The Colts were galvanized.
“That was a great throw,” linebacker Anthony Walker said, noting some players on the sideline were frustrated after the play. “Not many quarterbacks in this league can make that throw, and I knew that if he had to make that throw all night tonight, we’d be fine. And I knew our DBs would respond. We were able to make some plays tonight.”
That’s an understatement.
The Chiefs scored just three points the rest of the way – on a 36-yard Harrison Butker field goal with 1:16 remaining. Four of Kansas City’s next six possessions, not counting a kneel down just before halftime, ended with a punt.
The other two? A fumble caused by safety George Odum’s punchout and Houston’s fourth-down stop.
Mahomes finished 22-of-39 for 321 yards, but he was sacked four times – one more than his season total entering this week.
This from a defense playing without three starters – all-pro linebacker Darius Leonard (concussion) and safeties Malik Hooker (knee) and Clayton Geathers (concussion). At one point in the first half, three defensive backs were on the sideline with injuries and coordinator Matt Eberflus was preparing to alter the game plan on the fly.
But Indianapolis got huge plays from unlikely sources like Odum and cornerback Shakial Taylor (who was re-signed this week after being injured late in the preseason).
“When I say every guy contributed – Shak comes back this week and is thrown in the fire and makes some plays,” Walker said. “I think guys prepare hard, guys know what to expect out there. Coaches give us a great plan, and we just gotta go out there and execute. I think we played pretty well today.”
The offense did just enough to make all that hard work on defense pay off.
Marlon Mack rushed for 132 yards on 29 carries after being a game-time decision with an injured ankle, and beleaguered kicker Adam Vinatieri was perfect on four field-goal attempts.
Indianapolis’ lone touchdown – a 1-yard run by quarterback Jacoby Brissett – came on its opening drive and put the visitors in front 7-3. After that there were field goals from 32, 32, 31 and 29 yards by Vinatieri to win the day.
His first 32-yarder tied the game at 10 with 11:12 remaining in the first half. The second gave the Colts the lead with 10 seconds left before halftime.
A 31-yarder with 7:40 remaining in the final period made it 16-10, and Houston’s big stop set up the clincher.

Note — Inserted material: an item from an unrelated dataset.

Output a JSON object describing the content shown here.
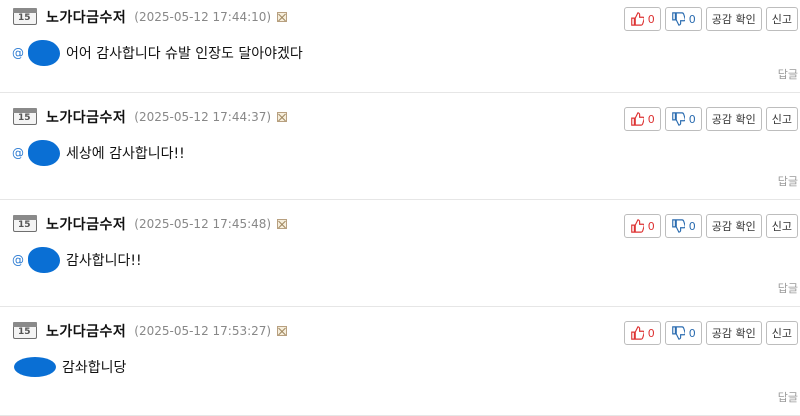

“When we play a team like these guys, points are a premium,” Vinatieri said. “Sometimes, I’m sure we would have liked to have gotten in the end zone a couple more times rather than just (get) field goals. But we needed every point that we got. I’m happy that they all went through.”
The Colts held the ball for an astonishing 37:15, nearly a full quarter longer than Kansas City, and ran 74 plays to their hosts’ 57.
It was a prudently aggressive attack that included two fourth-down conversions and 45 rushing attempts that netted 180 yards.
“It helps that you are playing a little keep away,” Reich said. “That was not the mentality. The mentality was we are going to do whatever it takes, but it sure helps when you can run the ball like that.”
And when your defense comes to play like that.
It’s hard to put a finger on the last time Indianapolis had a defensive performance so complete. It likely was more than a decade ago.
Perhaps one of the victories during the playoff run after the 2006 regular season that resulted in a Super Bowl title?
No matter the answer, Houston believes there are more days like this one to come.
He played the hero Sunday after reading the Chiefs’ fourth-down formation and diagnosing the power run to the other side. The offensive tackle set up for a hinge block, but when he turned back to engage Houston, the defensive end already was in the backfield.
Houston helped convince the younger players they could win this game with a rare display of vocal leadership during the practice week. Then he made the final big play to make sure it happened.
And, coincidentally, to beat the team that released him in March.
“We’re not surprised,” Houston said. “We knew what we had. The world probably was shocked by what we did, but we, by far, wasn’t shocked. We know what we can do.”